‘Flipped’ chronicles Fisk University’s gymnastics pioneers

Fisk University made history by launching the first HBCU women’s collegiate gymnastics team

BET Digital has unveiled a short-form documentary that may be one of the most powerful sports films of the year. Flipped takes audiences inside the extraordinary rise and gut-wrenching conclusion of Fisk University’s women’s collegiate gymnastics program, the first of its kind ever established at a historically Black college or university.

Directed by award-winning filmmaker Deborah Riley Draper and produced by Robin Lyon under the Coffee Bluff Pictures and Baller Alert Films banners, the documentary arrives as a testament to what happens when vision, courage, and sheer will refuse to yield to institutional limitations.


A historic leap forward

When Fisk University launched its women’s gymnastics program ahead of the 2023 season, it did not simply add a team to its athletic department roster. It rewrote history. No HBCU had ever fielded a women’s collegiate gymnastics program at that level, leaving generations of Black female athletes without a pathway to compete in the sport at predominantly Black institutions.

The athletes who answered Fisk’s call were not stepping into a polished, well-resourced environment. They were stepping into a blank canvas, one without a dedicated practice facility, without a full-time conditioning specialist, and without the financial infrastructure that programs at larger universities take for granted. What they possessed, however, was something no budget line could manufacture: an unrelenting belief that they belonged.


Building something from nothing

Flipped centers on five athletes whose individual journeys collectively mirror the broader struggle facing Black women in elite gymnastics, a sport that has historically marginalized their participation and visibility. Naimah Muhammed, Ziya Coleman, Jordan Cromartie, Morgan Price, and Kiara Richmond emerge as the documentary’s beating heart, each carrying her own story of sacrifice, resilience, and purpose onto the mat.

Draper, whose directorial work has earned widespread critical recognition, brings her signature blend of intimate storytelling and cultural depth to the project. She allows the athletes’ humanity to anchor every frame, never reducing them to symbols without first honoring them as young women navigating the very real pressures of academics, athletics, and identity simultaneously.

The film does not shy away from the realities the program faced. Practices held in spaces not designed for the sport. Equipment sourced through creativity rather than conventional means. A coaching staff operating with the urgency of people who understood the weight of what they were building. Every obstacle the program encountered is rendered on screen with unflinching honesty.

Triumph shadowed by heartbreak

What makes Flipped transcend the conventional underdog sports narrative is its willingness to follow the program’s arc to its full and painful conclusion. Three seasons after making history, the gymnastics program at Fisk came to an unexpected and devastating end, a development the documentary captures with the same unflinching clarity it brings to the program’s brightest moments.
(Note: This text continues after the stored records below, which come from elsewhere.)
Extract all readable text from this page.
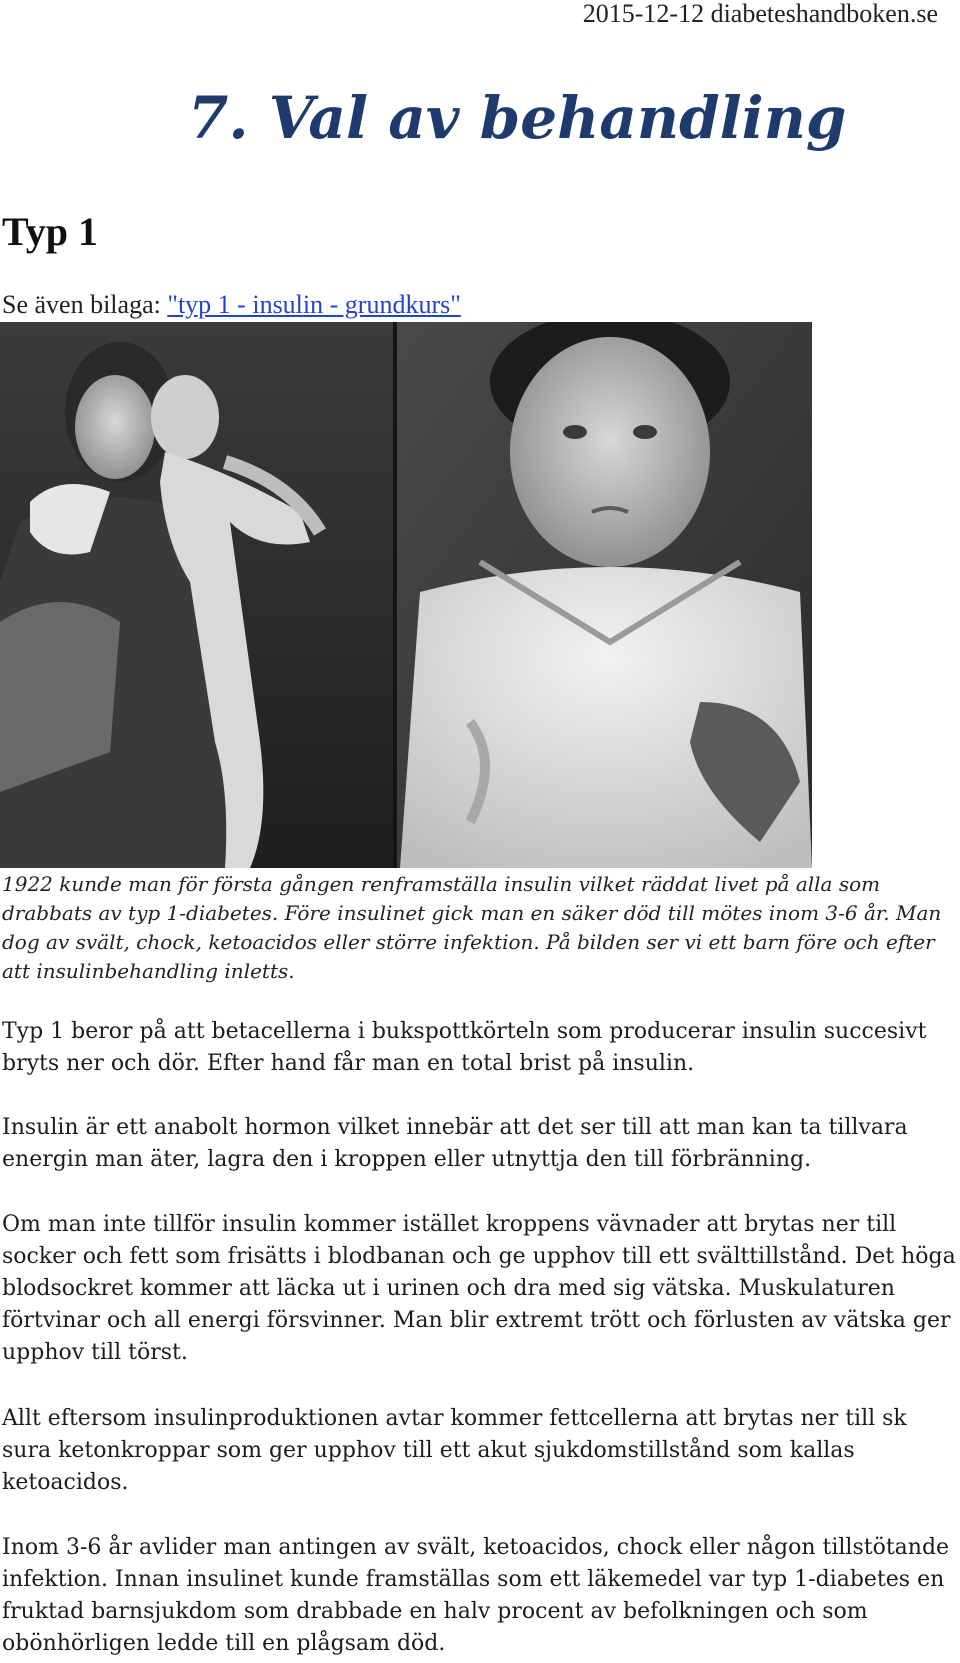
2015-12-12 diabeteshandboken.se
7. Val av behandling
Typ 1
Se även bilaga: "typ 1 - insulin - grundkurs"

1922 kunde man för första gången renframställa insulin vilket räddat livet på alla som drabbats av typ 1-diabetes. Före insulinet gick man en säker död till mötes inom 3-6 år. Man dog av svält, chock, ketoacidos eller större infektion. På bilden ser vi ett barn före och efter att insulinbehandling inletts.

Typ 1 beror på att betacellerna i bukspottkörteln som producerar insulin succesivt bryts ner och dör. Efter hand får man en total brist på insulin.

Insulin är ett anabolt hormon vilket innebär att det ser till att man kan ta tillvara energin man äter, lagra den i kroppen eller utnyttja den till förbränning.

Om man inte tillför insulin kommer istället kroppens vävnader att brytas ner till socker och fett som frisätts i blodbanan och ge upphov till ett svälttillstånd. Det höga blodsockret kommer att läcka ut i urinen och dra med sig vätska. Muskulaturen förtvinar och all energi försvinner. Man blir extremt trött och förlusten av vätska ger upphov till törst.

Allt eftersom insulinproduktionen avtar kommer fettcellerna att brytas ner till sk sura ketonkroppar som ger upphov till ett akut sjukdomstillstånd som kallas ketoacidos.

Inom 3-6 år avlider man antingen av svält, ketoacidos, chock eller någon tillstötande infektion. Innan insulinet kunde framställas som ett läkemedel var typ 1-diabetes en fruktad barnsjukdom som drabbade en halv procent av befolkningen och som obönhörligen ledde till en plågsam död.
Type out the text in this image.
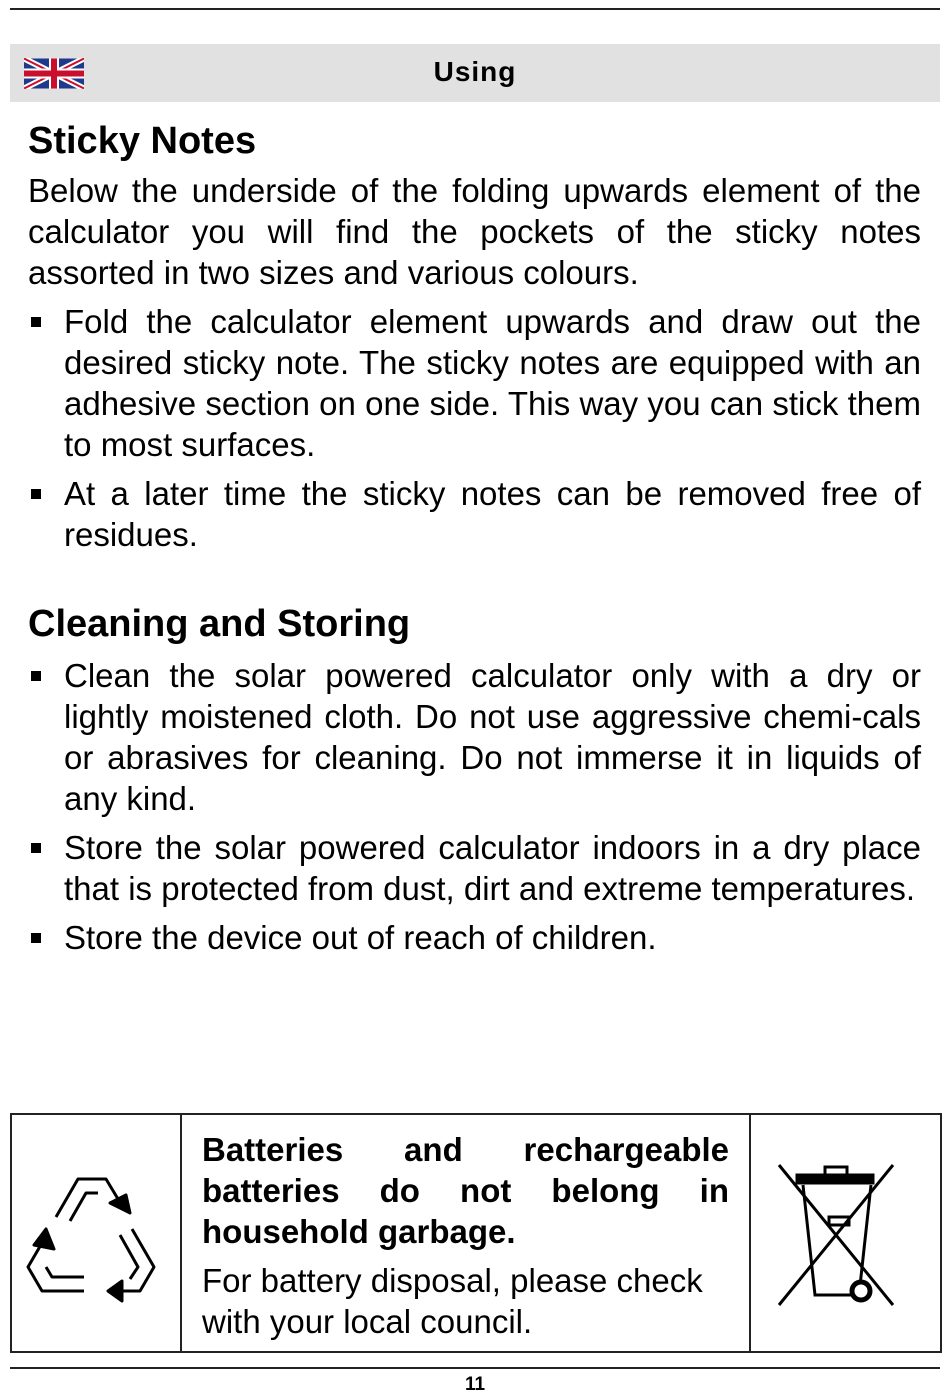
Using
Sticky Notes

Below the underside of the folding upwards element of the calculator you will find the pockets of the sticky notes assorted in two sizes and various colours.

Fold the calculator element upwards and draw out the desired sticky note. The sticky notes are equipped with an adhesive section on one side. This way you can stick them to most surfaces.
At a later time the sticky notes can be removed free of residues.
Cleaning and Storing
Clean the solar powered calculator only with a dry or lightly moistened cloth. Do not use aggressive chemi-cals or abrasives for cleaning. Do not immerse it in liquids of any kind.
Store the solar powered calculator indoors in a dry place that is protected from dust, dirt and extreme temperatures.
Store the device out of reach of children.

Batteries and rechargeable batteries do not belong in household garbage.

For battery disposal, please check with your local council.

11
That ending does not diminish what the athletes accomplished. If anything, it sharpens the film’s central argument: that Black women in sports are too often asked to build with less, sustain with less, and are given far fewer opportunities to recover from the systemic inequities that undermine programs before they ever reach full potential.

A cultural reckoning on screen

Produced by Coffee Bluff Pictures and Baller Alert Films and distributed by BET Digital, Flipped arrives at a moment when conversations around equity in collegiate athletics, the future of HBCUs, and the visibility of Black women in gymnastics have never been more urgent. The documentary functions simultaneously as a sports film, a social document, and a love letter to the athletes who gave everything for a program they believed in.

Draper and Lyon have crafted something that demands to be seen not merely by gymnastics enthusiasts but by anyone invested in understanding the intersection of race, gender, and athletic aspiration in America.

The five athletes at the center of Flipped did not simply compete. They created a legacy that no program closure can erase, proof that when Black women dare to claim space in arenas never built for them, the impact reverberates far beyond the mat.

Flipped will be available to stream starting Tuesday, April 7, on BET.com and the BET YouTube channel.